The Corries — Such a Parcel Of Rogues in the Nation
The Corries sing a poem of Robert Burns written in 1791 to protest the Acts of Union 1707. Some Scots, such as Robert Burns, saw it as an act of betrayal by a traitorous Political Elite handing over Scotland to alien masters.
Some Readers may see parallels to the Australia of today with it’s Political Elites’ handing Australia over to the whims of foreigners through the bipartisan policies of high Immigration and Multiculturalism at the expense of traditional Australia.
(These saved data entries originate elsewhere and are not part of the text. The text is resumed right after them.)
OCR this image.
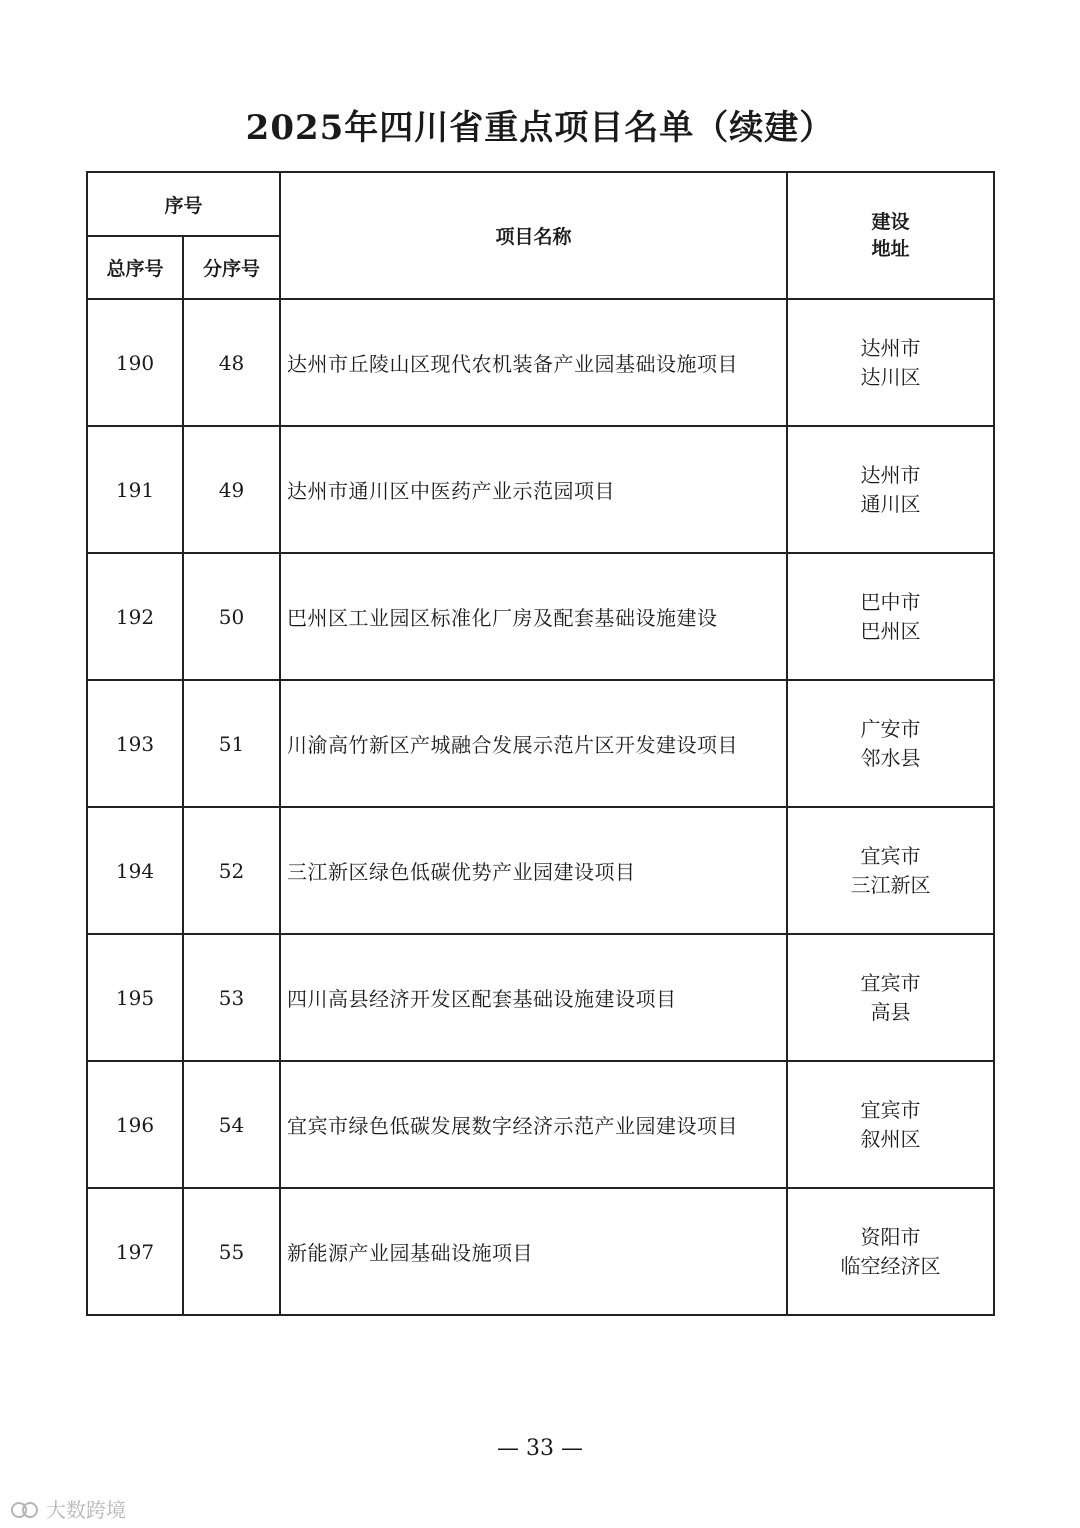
2025年四川省重点项目名单（续建）
序号		项目名称	建设
地址

总序号	分序号		
190	48	达州市丘陵山区现代农机装备产业园基础设施项目	达州市
达川区

191	49	达州市通川区中医药产业示范园项目	达州市
通川区

192	50	巴州区工业园区标准化厂房及配套基础设施建设	巴中市
巴州区

193	51	川渝高竹新区产城融合发展示范片区开发建设项目	广安市
邻水县

194	52	三江新区绿色低碳优势产业园建设项目	宜宾市
三江新区

195	53	四川高县经济开发区配套基础设施建设项目	宜宾市
高县

196	54	宜宾市绿色低碳发展数字经济示范产业园建设项目	宜宾市
叙州区

197	55	新能源产业园基础设施项目	资阳市
临空经济区
— 33 —
大数跨境
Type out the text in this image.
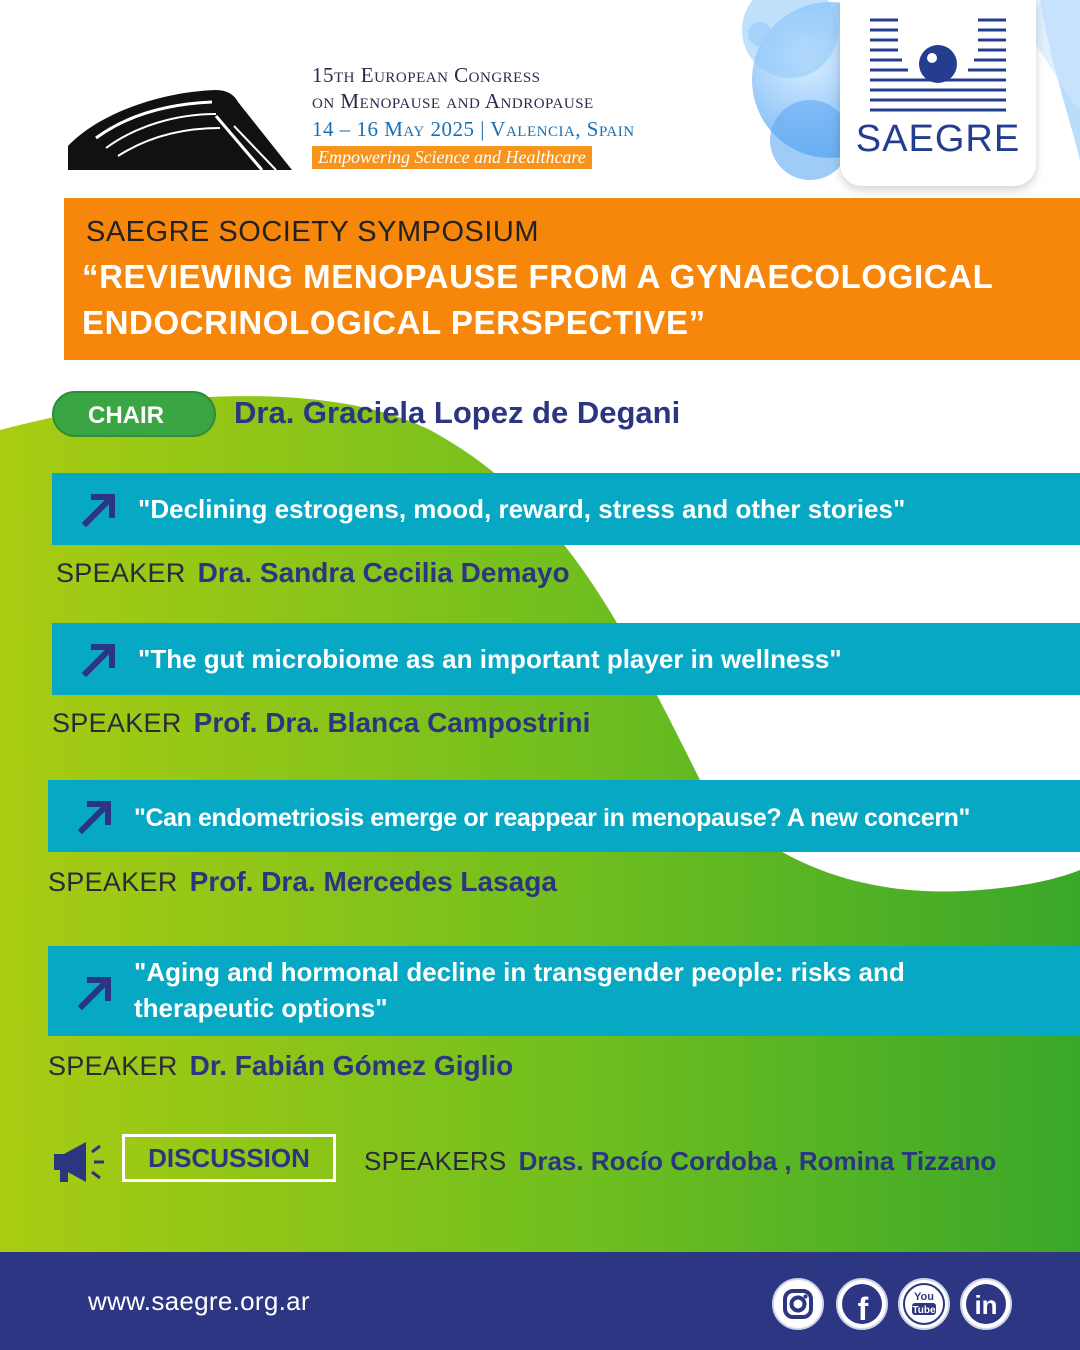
15th European Congress
on Menopause and Andropause
14 – 16 May 2025 | Valencia, Spain
Empowering Science and Healthcare	SAEGRE
SAEGRE SOCIETY SYMPOSIUM
“REVIEWING MENOPAUSE FROM A GYNAECOLOGICAL ENDOCRINOLOGICAL PERSPECTIVE”
CHAIR	Dra. Graciela Lopez de Degani
"Declining estrogens, mood, reward, stress and other stories"
SPEAKER Dra. Sandra Cecilia Demayo
"The gut microbiome as an important player in wellness"
SPEAKER Prof. Dra. Blanca Campostrini
"Can endometriosis emerge or reappear in menopause? A new concern"
SPEAKER Prof. Dra. Mercedes Lasaga
"Aging and hormonal decline in transgender people: risks and
therapeutic options"
SPEAKER Dr. Fabián Gómez Giglio
DISCUSSION	SPEAKERS Dras. Rocío Cordoba , Romina Tizzano
www.saegre.org.ar	f	You
Tube in
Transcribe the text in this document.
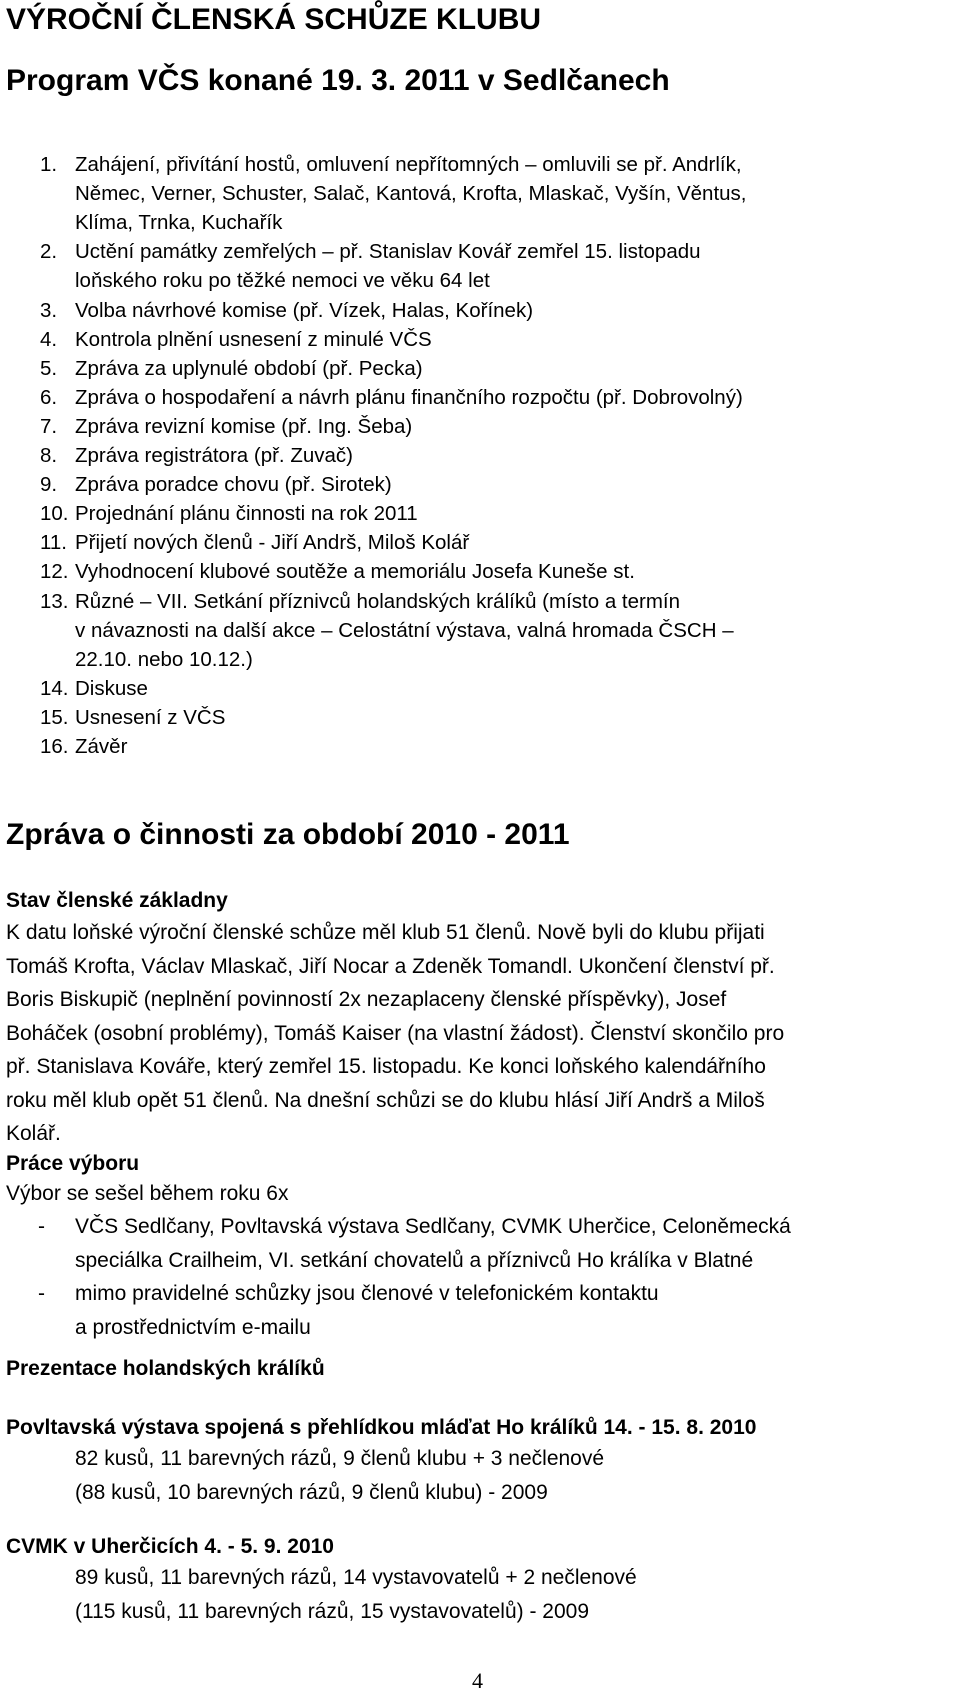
VÝROČNÍ ČLENSKÁ SCHŮZE KLUBU
Program VČS konané 19. 3. 2011 v Sedlčanech
1. Zahájení, přivítání hostů, omluvení nepřítomných – omluvili se př. Andrlík,
Němec, Verner, Schuster, Salač, Kantová, Krofta, Mlaskač, Vyšín, Věntus,
Klíma, Trnka, Kuchařík
2. Uctění památky zemřelých – př. Stanislav Kovář zemřel 15. listopadu
loňského roku po těžké nemoci ve věku 64 let
3. Volba návrhové komise (př. Vízek, Halas, Kořínek)
4. Kontrola plnění usnesení z minulé VČS
5. Zpráva za uplynulé období (př. Pecka)
6. Zpráva o hospodaření a návrh plánu finančního rozpočtu (př. Dobrovolný)
7. Zpráva revizní komise (př. Ing. Šeba)
8. Zpráva registrátora (př. Zuvač)
9. Zpráva poradce chovu (př. Sirotek)
10. Projednání plánu činnosti na rok 2011
11. Přijetí nových členů - Jiří Andrš, Miloš Kolář
12. Vyhodnocení klubové soutěže a memoriálu Josefa Kuneše st.
13. Různé – VII. Setkání příznivců holandských králíků (místo a termín
v návaznosti na další akce – Celostátní výstava, valná hromada ČSCH –
22.10. nebo 10.12.)
14. Diskuse
15. Usnesení z VČS
16. Závěr
Zpráva o činnosti za období 2010 - 2011
Stav členské základny
K datu loňské výroční členské schůze měl klub 51 členů. Nově byli do klubu přijati
Tomáš Krofta, Václav Mlaskač, Jiří Nocar a Zdeněk Tomandl. Ukončení členství př.
Boris Biskupič (neplnění povinností 2x nezaplaceny členské příspěvky), Josef
Boháček (osobní problémy), Tomáš Kaiser (na vlastní žádost). Členství skončilo pro
př. Stanislava Kováře, který zemřel 15. listopadu. Ke konci loňského kalendářního
roku měl klub opět 51 členů. Na dnešní schůzi se do klubu hlásí Jiří Andrš a Miloš
Kolář.
Práce výboru
Výbor se sešel během roku 6x
- VČS Sedlčany, Povltavská výstava Sedlčany, CVMK Uherčice, Celoněmecká
speciálka Crailheim, VI. setkání chovatelů a příznivců Ho králíka v Blatné
- mimo pravidelné schůzky jsou členové v telefonickém kontaktu
a prostřednictvím e-mailu
Prezentace holandských králíků
Povltavská výstava spojená s přehlídkou mláďat Ho králíků 14. - 15. 8. 2010
82 kusů, 11 barevných rázů, 9 členů klubu + 3 nečlenové
(88 kusů, 10 barevných rázů, 9 členů klubu) - 2009
CVMK v Uherčicích 4. - 5. 9. 2010
89 kusů, 11 barevných rázů, 14 vystavovatelů + 2 nečlenové
(115 kusů, 11 barevných rázů, 15 vystavovatelů) - 2009
4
Such a Parcel Of Rogues in the Nation
by Robert Burns
Fareweel to a’ our Scottish fame,
Fareweel our ancient glory!
Fareweel ev’n to the Scottish name.
Sae famed in martial story!
Now Sark rins over Salway sands,
An’ Tweed rins to the ocean,
To mark where England’s province stands --
Such a parcel of rogues in a nation!
What force or guile could not subdue
Thro’ many warlike ages
Is wrought now by a coward few
For hireling traitor’s wages.
The English steel we could disdain,
Secure in valour’s station;
But English gold has been our bane --
Such a parcel of rogues in a nation!
O, would, or I had seen the day
That Treason thus could sell us,
My auld grey head had lien in clay
Wi’ Bruce and loyal Wallace!
But pith and power, till my last hour
I’ll mak this declaration :-
‘We’re bought and sold for English gold’--
Such a parcel of rogues in a nation!